It was a full-circle moment for Essence Johnson, OD ‘10, FAAO, Darryl Glover Jr., OD ‘11
and Jacobi Cleaver, OD ‘11, FAAO
, at Salus University’s Annual Recognition Reception the evening of Monday, September 19, 2022.
Drs. Johnson and Cleaver initially met Dr. Glover during the University’s Summer Enrichment Program (SEP)
, at a time when all were hoping to pursue careers in optometry. Now, a decade later as part of Black Eyecare Perspective
— a group that cultivates and fosters lifelong relationships between black eye care professionals, the industry and its communities — the three received Salus University’s 2022 Presidential Medal of Honor.
“Any recognition that we get is just more of an affirmation of the good work that we’re doing but to be recognized by your alma mater is special. Out of all the awards that we have gotten, this one from Salus is extra-special,” said Dr. Johnson, chief visionary officer for Black Eyecare Perspective, who along with Dr. Cleaver, the organization’s chief program officer, co-founded and help co-advise the Black Eyecare Perspective Optometry Club.
The club, which has more than 120 students — many of those first-and second-year students from the Pennsylvania College of Optometry (PCO)
at Salus — represents more than 20 different states from more than 50 different colleges and universities.
In addition to the Black Eyecare Perspective, additional 2022 Presidential Medal of Honor winners included Robert P. Bittel Jr., OD ‘83; Michael D. DePaolis, OD ‘82, FAAO; Neil W. Draisin, OD ‘71, FCOVD; Kovin Naidoo, OD ‘95, MPH, PhD, FAAO;
and Melissa A. Padilla, MPH ‘13
, whose posthumous award was accepted by her daughter, Ariana Campo.

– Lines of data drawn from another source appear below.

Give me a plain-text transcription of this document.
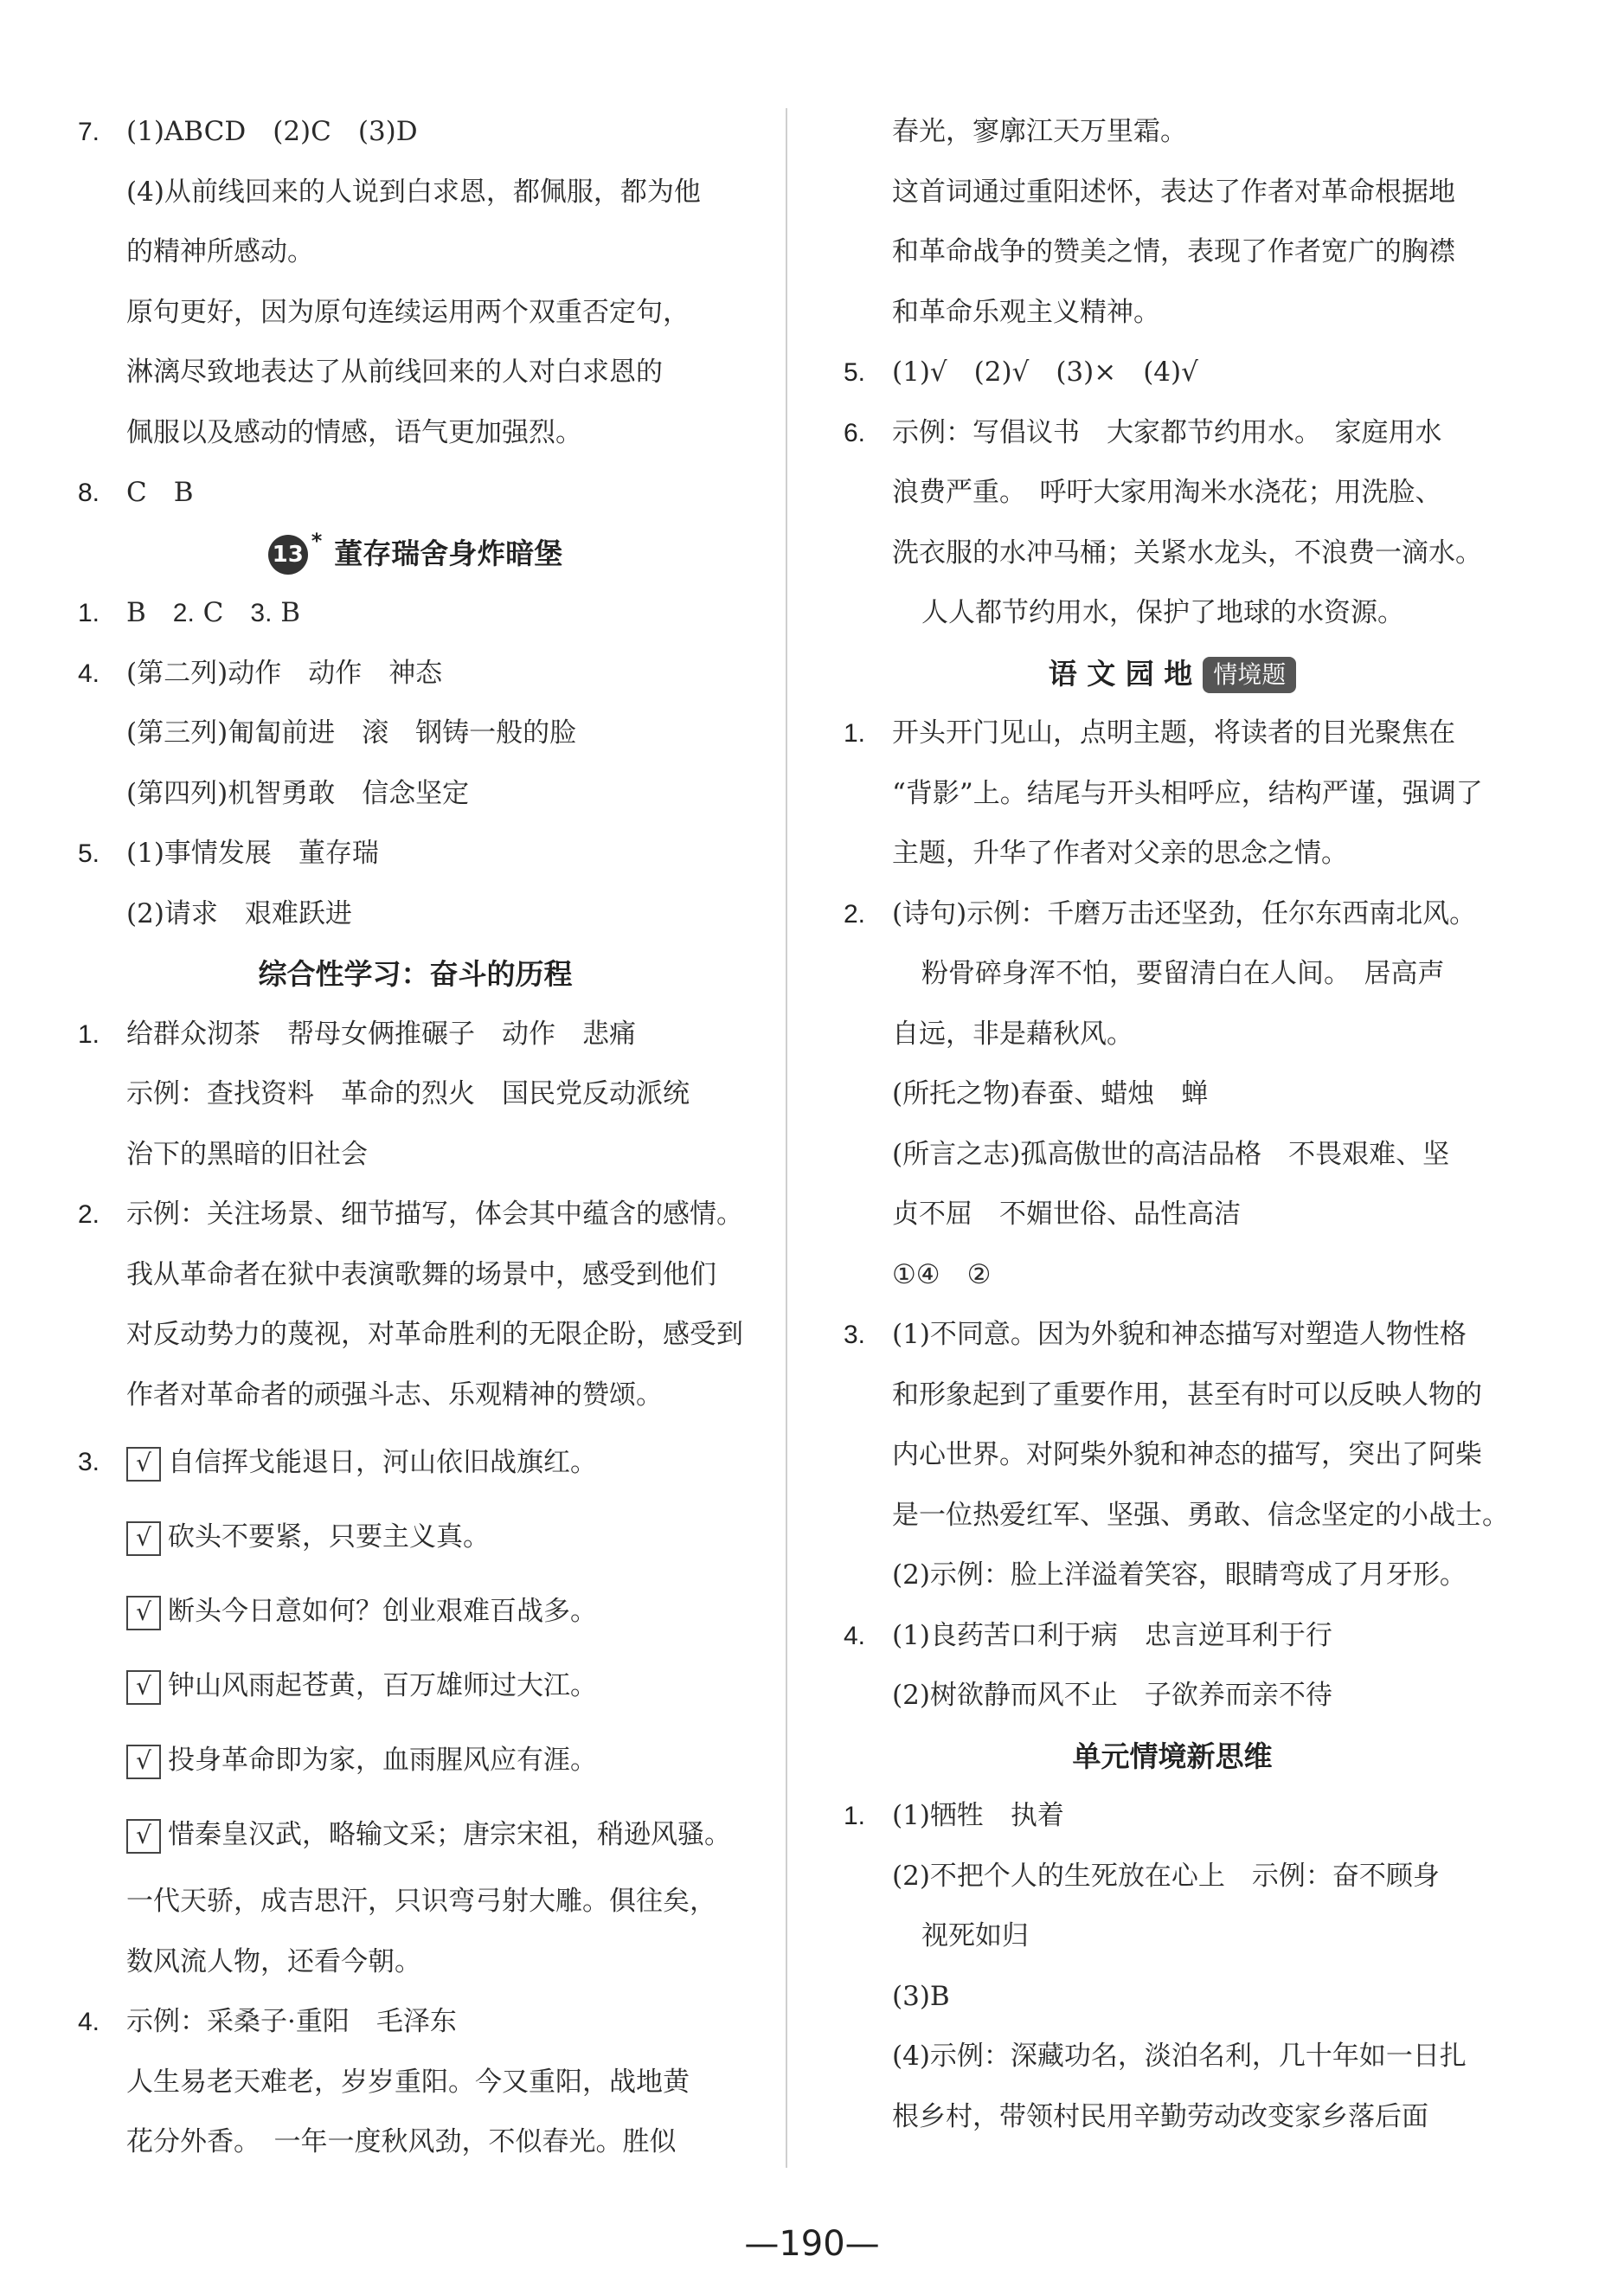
7. (1)ABCD　(2)C　(3)D
(4)从前线回来的人说到白求恩，都佩服，都为他
的精神所感动。
原句更好，因为原句连续运用两个双重否定句，
淋漓尽致地表达了从前线回来的人对白求恩的
佩服以及感动的情感，语气更加强烈。
8. C　B
13* 董存瑞舍身炸暗堡
1. B　2. C　3. B
4. (第二列)动作　动作　神态
(第三列)匍匐前进　滚　钢铸一般的脸
(第四列)机智勇敢　信念坚定
5. (1)事情发展　董存瑞
(2)请求　艰难跃进
综合性学习：奋斗的历程
1. 给群众沏茶　帮母女俩推碾子　动作　悲痛
示例：查找资料　革命的烈火　国民党反动派统
治下的黑暗的旧社会
2. 示例：关注场景、细节描写，体会其中蕴含的感情。
我从革命者在狱中表演歌舞的场景中，感受到他们
对反动势力的蔑视，对革命胜利的无限企盼，感受到
作者对革命者的顽强斗志、乐观精神的赞颂。
3.	√ 自信挥戈能退日，河山依旧战旗红。
√ 砍头不要紧，只要主义真。
√ 断头今日意如何？创业艰难百战多。
√ 钟山风雨起苍黄，百万雄师过大江。
√ 投身革命即为家，血雨腥风应有涯。
√ 惜秦皇汉武，略输文采；唐宗宋祖，稍逊风骚。
一代天骄，成吉思汗，只识弯弓射大雕。俱往矣，
数风流人物，还看今朝。
4. 示例：采桑子·重阳　毛泽东
人生易老天难老，岁岁重阳。今又重阳，战地黄
花分外香。　一年一度秋风劲，不似春光。胜似
春光，寥廓江天万里霜。
这首词通过重阳述怀，表达了作者对革命根据地
和革命战争的赞美之情，表现了作者宽广的胸襟
和革命乐观主义精神。
5. (1)√　(2)√　(3)×　(4)√
6. 示例：写倡议书　大家都节约用水。　家庭用水
浪费严重。　呼吁大家用淘米水浇花；用洗脸、
洗衣服的水冲马桶；关紧水龙头，不浪费一滴水。
人人都节约用水，保护了地球的水资源。
语 文 园 地 情境题
1. 开头开门见山，点明主题，将读者的目光聚焦在
“背影”上。结尾与开头相呼应，结构严谨，强调了
主题，升华了作者对父亲的思念之情。
2. (诗句)示例：千磨万击还坚劲，任尔东西南北风。
粉骨碎身浑不怕，要留清白在人间。　居高声
自远，非是藉秋风。
(所托之物)春蚕、蜡烛　蝉
(所言之志)孤高傲世的高洁品格　不畏艰难、坚
贞不屈　不媚世俗、品性高洁
①④　②
3. (1)不同意。因为外貌和神态描写对塑造人物性格
和形象起到了重要作用，甚至有时可以反映人物的
内心世界。对阿柴外貌和神态的描写，突出了阿柴
是一位热爱红军、坚强、勇敢、信念坚定的小战士。
(2)示例：脸上洋溢着笑容，眼睛弯成了月牙形。
4. (1)良药苦口利于病　忠言逆耳利于行
(2)树欲静而风不止　子欲养而亲不待
单元情境新思维
1. (1)牺牲　执着
(2)不把个人的生死放在心上　示例：奋不顾身
视死如归
(3)B
(4)示例：深藏功名，淡泊名利，几十年如一日扎
根乡村，带领村民用辛勤劳动改变家乡落后面
—190—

The ceremony also recognized the 2022 Alumni Association Award recipients, which included:
Alexander Smith, OD ‘05
- Albert Fitch Memorial Alumna of the Year Award: Sarah Appel, OD ‘79, Resident ‘81, FAAO.
- George S. Osborne College of Audiology Alumna of the Year Award: Kimberly Cavitt, AuD ‘05.
- Physician Assistant Alumna of the Year Award: Michelle Fischer, MMS ‘09, PA-C.
- Blindness and Low Visions Studies Alumna of the Year: Missy Garber, PhD, MA, TVI ‘05.
- Occupational Therapy Alumna of the Year: Amanda Lyons, OTD ‘18, OTR/L.
- Public Service Award: Donald R. Smith, OD ‘73.
, vice president of Clinical Services for National Vision, flew up from Atlanta to see his father, Donald R. Smith, director of Clinical Services for National Vision, accept the Public Service Award.
“This award means everything,” said the younger Smith. “He was just saying that it took him 50 years to get an award, but he finally got one.” Dr. Smith said he grew up going to eye doctors, but he wasn’t initially interested in following in his father’s footsteps with a career in optometry. “Then I did an internship at one of my father’s offices and I thought, ‘The eye doctor has the best gig here,’” said Dr. Smith, who added that when his father graduated from the PCO
in 1971, there was no place for corporate optometry. “His whole thing was that there were good guys in corporate optometry,” said Alexander Smith. “That was his passion, that was his vision, to make everybody realize that.”
In accepting the Alumna of the Year Award for Blindness and Low Vision
(BLVS) Studies, Dr. Garber expressed how grateful she was to have had a relationship with the department for more than 20 years. When she graduated from what was then PCO’s Department of Graduate Studies, the BLVS department had just received a big grant from the Department of Education to train teachers for the National Center for Leadership in Visual Impairment.
“Instead of me going out and working right away with school-aged kids, the department hired me to be the project coordinator for that grant,” said Dr. Garber, who is still an adjunct professor at the University and works full-time at the Montgomery County Intermediate Unit. “I’m grateful that this relationship has continued. This award is such an honor.”
Salus president Michael H. Mittelman, OD ‘80, MPH, MBA, FAAO, FACHE
, noted that the ceremony honors those alumni from all walks of life and all of the University’s Colleges. "When you listen to their accomplishments, these people are changing the world. It’s only appropriate that we recognize their accomplishments,” said Dr. Mittelman. “I’m extremely proud, but it’s not about how I feel. I was looking at the faces of the faculty members who actually were working with these people and they’re unbelievably proud. I’m just amazed and proud that I can represent this group.”